From an investigative standpoint, epidemiologists need to be able to focus on augmenting interview data with other data, Bennett said. For instance, if an infected person got on a flight, one could then utilize flight records to further trace the outbreak. After one enriches the data in this way, the next step is deriving connections between all of the information at play and then identifying risk patterns.
But again, with COVID-19, scaling can be an issue. Bennett said this is where technology can help. Rather than have epidemiologists do investigative steps by hand, certain processes can be automated with software tools.
To Bennett’s point, the Centers for Disease Control and Prevention released a short guide on how digital tools can assist with various aspects of contact tracing.
Lane said systems that can keep up with taskloads and create reminders about following up with contacts can indeed be beneficial. However, such capabilities are not universal for health departments.
“Public health infrastructure has been chronically underfunded for decades,” Lane said.
Another issue remains: the quality and consistency of the data. Both Bennett and Eid spoke about the lack of a national standard when it comes to contact tracing data.

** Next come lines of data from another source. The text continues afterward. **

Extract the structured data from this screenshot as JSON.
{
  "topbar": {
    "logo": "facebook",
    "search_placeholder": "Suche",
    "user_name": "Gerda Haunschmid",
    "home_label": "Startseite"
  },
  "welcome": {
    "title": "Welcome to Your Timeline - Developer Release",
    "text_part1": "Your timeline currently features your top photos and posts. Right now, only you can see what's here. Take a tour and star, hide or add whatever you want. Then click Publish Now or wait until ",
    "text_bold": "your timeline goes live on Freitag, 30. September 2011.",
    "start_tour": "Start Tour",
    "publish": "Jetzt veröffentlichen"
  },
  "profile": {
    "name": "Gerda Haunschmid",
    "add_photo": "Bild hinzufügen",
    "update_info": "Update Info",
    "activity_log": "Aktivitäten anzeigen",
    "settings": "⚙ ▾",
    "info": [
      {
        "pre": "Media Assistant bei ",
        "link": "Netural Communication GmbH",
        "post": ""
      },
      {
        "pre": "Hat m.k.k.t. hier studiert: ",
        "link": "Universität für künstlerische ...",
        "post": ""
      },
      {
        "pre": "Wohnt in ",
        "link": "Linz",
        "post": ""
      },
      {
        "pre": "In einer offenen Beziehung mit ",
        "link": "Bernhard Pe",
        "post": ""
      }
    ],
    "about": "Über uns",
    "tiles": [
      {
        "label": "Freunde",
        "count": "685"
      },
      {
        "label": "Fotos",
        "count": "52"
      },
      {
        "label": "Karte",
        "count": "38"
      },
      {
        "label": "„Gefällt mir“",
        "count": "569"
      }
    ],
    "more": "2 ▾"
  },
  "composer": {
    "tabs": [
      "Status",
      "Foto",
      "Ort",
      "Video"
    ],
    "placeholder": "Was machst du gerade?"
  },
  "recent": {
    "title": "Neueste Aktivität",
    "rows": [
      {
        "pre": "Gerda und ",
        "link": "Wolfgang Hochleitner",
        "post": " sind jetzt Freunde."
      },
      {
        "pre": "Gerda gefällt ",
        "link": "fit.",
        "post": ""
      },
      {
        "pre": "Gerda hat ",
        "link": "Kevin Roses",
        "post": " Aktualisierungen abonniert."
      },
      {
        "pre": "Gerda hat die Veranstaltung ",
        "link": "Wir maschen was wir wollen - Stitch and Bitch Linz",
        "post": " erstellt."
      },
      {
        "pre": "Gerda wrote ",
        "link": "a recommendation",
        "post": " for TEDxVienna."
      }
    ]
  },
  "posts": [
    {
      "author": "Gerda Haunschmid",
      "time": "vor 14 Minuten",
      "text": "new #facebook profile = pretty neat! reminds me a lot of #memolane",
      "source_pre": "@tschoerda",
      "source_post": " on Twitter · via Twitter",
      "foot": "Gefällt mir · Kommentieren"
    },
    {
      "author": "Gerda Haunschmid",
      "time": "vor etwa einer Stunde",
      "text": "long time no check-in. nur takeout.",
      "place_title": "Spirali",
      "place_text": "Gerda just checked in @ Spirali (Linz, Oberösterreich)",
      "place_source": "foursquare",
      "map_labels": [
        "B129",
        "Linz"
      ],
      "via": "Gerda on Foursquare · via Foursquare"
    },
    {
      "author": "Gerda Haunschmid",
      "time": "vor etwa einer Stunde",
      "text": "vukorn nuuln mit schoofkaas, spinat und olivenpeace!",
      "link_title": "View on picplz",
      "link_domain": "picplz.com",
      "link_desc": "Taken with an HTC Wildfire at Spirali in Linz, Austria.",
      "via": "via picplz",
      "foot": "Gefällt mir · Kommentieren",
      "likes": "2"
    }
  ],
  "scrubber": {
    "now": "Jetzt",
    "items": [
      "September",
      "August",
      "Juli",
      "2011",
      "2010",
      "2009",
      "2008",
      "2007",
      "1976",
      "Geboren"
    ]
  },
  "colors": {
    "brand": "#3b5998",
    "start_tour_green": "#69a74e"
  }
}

“You could be in the same state and have 30 counties with 30 different ways of curating the data,” Eid said.
As a final concern, Bennett said the best contact tracing in the world won’t help much if you don’t have good testing to confirm who is sick. Testing becomes even more important when one considers how many COVID-19 carriers are asymptomatic.
Bennett believes the United States should have gotten more testing lined up when the country first locked down.
“The ability to test effectively has been our biggest failing,” Bennett said. “I think the United States will have a lot of soul searching to do for a long time. It’s a big policy question for whoever wins in November.”